Dynamic pension pools can have a significant and positive impact on retirement outcomes if they’re supported by the appropriate legislative changes, said Barbara Sanders, associate professor in statistics and actuarial science at Simon Fraser University, during a session at Benefits Canada‘s 2022 DC Plan Summit.
The University of British Columbia has a dynamic pension pool offering, called a variable payment life annuity. The concept of a VPLA was also introduced in the 2019 federal budget, so hopefully it will soon become a reality across the country, noted Sanders.
Introduced in 1967, UBC’s VPLA allows members to pool their savings — including savings outside of their workplace plan — at retirement. It currently has more than 400 members and two different drawdown options that members can mix and match.
The UBC’s VPLA is based on an older version that was introduced by the Teachers Insurance and Annuity Association of America in 1952. The College Retirement Equities Fund was revolutionary at the time, said Sanders, noting it was the first time retirees were promised a lifetime pension while still being able to invest in equities.
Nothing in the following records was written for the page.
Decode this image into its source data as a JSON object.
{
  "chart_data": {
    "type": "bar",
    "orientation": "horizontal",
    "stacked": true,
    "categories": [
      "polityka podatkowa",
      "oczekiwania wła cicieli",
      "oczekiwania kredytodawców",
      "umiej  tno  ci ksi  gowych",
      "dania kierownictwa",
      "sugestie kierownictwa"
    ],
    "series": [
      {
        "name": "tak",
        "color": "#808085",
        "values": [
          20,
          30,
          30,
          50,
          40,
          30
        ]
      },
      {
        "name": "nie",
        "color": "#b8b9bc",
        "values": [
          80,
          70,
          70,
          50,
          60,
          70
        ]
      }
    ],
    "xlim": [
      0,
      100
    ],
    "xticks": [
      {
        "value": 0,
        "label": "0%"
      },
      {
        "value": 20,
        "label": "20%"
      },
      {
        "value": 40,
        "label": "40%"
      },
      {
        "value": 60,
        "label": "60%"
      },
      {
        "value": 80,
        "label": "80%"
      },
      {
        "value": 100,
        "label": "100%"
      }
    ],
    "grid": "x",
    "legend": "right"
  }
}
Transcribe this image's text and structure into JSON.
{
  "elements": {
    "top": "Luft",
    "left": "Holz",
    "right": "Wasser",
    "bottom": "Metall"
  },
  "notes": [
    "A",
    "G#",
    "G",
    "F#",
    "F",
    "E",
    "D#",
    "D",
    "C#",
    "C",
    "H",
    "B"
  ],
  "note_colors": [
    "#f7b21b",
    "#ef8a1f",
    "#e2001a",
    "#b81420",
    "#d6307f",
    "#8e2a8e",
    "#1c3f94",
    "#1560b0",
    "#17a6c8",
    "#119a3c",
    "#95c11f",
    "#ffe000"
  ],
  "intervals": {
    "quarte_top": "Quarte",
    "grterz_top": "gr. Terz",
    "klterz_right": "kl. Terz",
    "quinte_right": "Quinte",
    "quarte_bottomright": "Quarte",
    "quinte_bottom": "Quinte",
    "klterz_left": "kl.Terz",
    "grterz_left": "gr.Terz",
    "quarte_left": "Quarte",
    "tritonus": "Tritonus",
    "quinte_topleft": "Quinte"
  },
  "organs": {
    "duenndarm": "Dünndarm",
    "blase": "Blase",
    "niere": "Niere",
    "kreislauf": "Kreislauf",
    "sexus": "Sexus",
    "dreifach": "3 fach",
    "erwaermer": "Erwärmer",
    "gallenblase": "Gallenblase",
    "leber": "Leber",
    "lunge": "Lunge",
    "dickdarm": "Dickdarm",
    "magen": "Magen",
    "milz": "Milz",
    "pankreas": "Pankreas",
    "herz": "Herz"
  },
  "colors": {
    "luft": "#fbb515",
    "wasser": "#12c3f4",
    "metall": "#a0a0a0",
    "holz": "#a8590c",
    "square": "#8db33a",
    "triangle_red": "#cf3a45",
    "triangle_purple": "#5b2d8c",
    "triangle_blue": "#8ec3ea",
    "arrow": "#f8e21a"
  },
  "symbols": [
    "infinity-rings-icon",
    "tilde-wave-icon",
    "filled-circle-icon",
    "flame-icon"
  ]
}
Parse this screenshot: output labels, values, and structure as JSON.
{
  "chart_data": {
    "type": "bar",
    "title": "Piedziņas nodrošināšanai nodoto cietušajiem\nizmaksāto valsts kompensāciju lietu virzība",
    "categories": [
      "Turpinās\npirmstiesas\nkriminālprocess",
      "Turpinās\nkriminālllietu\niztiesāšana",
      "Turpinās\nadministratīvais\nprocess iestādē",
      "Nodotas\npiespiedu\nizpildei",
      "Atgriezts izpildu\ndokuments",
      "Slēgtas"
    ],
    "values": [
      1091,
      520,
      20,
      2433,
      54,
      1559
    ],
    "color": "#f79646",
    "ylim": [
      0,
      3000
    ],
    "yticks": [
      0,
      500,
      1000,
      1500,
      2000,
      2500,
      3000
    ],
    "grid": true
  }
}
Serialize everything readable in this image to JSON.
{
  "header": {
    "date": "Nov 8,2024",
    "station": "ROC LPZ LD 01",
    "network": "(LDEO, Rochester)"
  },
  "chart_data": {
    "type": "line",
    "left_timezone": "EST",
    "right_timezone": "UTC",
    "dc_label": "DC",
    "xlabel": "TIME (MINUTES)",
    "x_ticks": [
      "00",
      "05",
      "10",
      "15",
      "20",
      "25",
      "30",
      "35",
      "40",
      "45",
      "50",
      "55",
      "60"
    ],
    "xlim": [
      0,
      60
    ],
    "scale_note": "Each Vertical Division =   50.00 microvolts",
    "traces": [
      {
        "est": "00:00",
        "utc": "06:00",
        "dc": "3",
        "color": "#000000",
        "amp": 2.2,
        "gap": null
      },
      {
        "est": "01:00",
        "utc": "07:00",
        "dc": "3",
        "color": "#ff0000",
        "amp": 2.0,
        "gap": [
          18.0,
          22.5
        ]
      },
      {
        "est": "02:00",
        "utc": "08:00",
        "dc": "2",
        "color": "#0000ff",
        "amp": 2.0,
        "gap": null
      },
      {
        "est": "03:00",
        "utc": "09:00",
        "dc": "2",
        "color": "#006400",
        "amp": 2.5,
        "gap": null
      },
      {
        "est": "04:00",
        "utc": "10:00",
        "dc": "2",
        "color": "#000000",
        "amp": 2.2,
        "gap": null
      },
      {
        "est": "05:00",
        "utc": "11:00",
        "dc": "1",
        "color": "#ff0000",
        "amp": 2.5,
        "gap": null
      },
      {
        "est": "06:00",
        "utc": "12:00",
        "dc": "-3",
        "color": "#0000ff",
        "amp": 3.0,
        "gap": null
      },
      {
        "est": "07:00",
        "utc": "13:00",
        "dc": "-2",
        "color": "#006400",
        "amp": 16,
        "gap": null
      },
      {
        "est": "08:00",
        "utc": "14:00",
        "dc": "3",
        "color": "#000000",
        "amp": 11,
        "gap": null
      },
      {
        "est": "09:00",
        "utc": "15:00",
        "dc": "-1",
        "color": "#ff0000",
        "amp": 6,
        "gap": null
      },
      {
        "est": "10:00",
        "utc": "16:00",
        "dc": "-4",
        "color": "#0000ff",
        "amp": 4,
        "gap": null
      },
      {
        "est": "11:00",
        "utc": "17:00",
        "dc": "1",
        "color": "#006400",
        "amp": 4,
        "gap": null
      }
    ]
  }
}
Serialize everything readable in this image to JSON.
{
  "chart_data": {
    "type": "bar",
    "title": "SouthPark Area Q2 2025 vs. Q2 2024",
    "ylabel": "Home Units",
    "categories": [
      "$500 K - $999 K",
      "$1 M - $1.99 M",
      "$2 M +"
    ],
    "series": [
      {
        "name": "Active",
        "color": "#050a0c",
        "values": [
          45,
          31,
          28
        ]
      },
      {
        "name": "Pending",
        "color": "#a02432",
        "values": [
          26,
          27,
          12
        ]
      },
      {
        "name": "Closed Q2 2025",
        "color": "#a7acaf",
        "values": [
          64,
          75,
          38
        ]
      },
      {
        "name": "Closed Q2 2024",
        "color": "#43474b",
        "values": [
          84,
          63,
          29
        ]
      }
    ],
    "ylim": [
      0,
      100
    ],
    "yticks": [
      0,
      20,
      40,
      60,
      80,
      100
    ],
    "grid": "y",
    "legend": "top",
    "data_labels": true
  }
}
“The CREF is described as a fully participating annuity without guarantees — I think that’s a nice way of saying it’s a dynamic pension pool. What it means is that, whatever the pool’s experience is, . . . it’s shared with the people in the pool [and is] reflected in their pensions. So it’s a participating annuity.”
The roots of the CREF and the UBC’s VPLA lie in tontines, she said, which were a way for governments to raise money in the 17th and 18th centuries. Instead of governments issuing bonds, as they do today, they would issue tontines. “An investor would give some money to the king or to whoever was selling these tontines and, in exchange, they would be promised an income for life — not their own life, but rather the income would continue for as long as a person that they chose was still alive.”
Jumping back to the present time, Sanders highlighted Australia’s QSuper, which is one of the most recent implementations of dynamic pension pools. A year ago, it introduced a lifetime pension option, using the UBC’s VPLA as a template and tweaking it based on learnings from behavioural finance.
The QSuper option kept aspects of the UBC plan, including that it’s an open-ended pool, all cohorts share the risks and get the same adjustments, as well as an annual payout adjustment mechanism, she said, noting it also adopted UBC’s investment structure, which offers no choice to members. “There is one fund and that’s what everyone is invested in the pool. This is very unusual for Australia — they’re all over investment choice, but again simplicity is the name of the game.”
During focus groups, QSuper learned one of the biggest obstacles for members was the fear they wouldn’t get enough value out of it, said Sanders. “In other words, you’re going to put your money into this fund and then you’re going to die a month later and you’re not going to get anywhere close to getting out what you’ve put in.”
The solution was a refund of the initial contribution, adjusted for benefits that were already paid out. “With this simple tweak, they were able to lay people’s fears at rest because this way a member who joins this pool can be assured that they — and their heirs — will get at least out of this pool [what] they had originally put in. It was an expensive tweak — they ended up insuring it because it is a form of death benefit, but it’s a very small cost for the incredible boost it gave them in terms of the willingness of people to enter this product and overcome a very large and significant psychological barrier.”
Recognizing the evolution of these innovative decumulation options, the Organisation for Economic Co-operation and Development is updating its roadmap for good design in DC plans, said Sanders. “They recognize this doesn’t necessarily come from annuities; it can come from . . . collective arrangements for longevity risk pooled among the participants — in other words, dynamic pension pools.”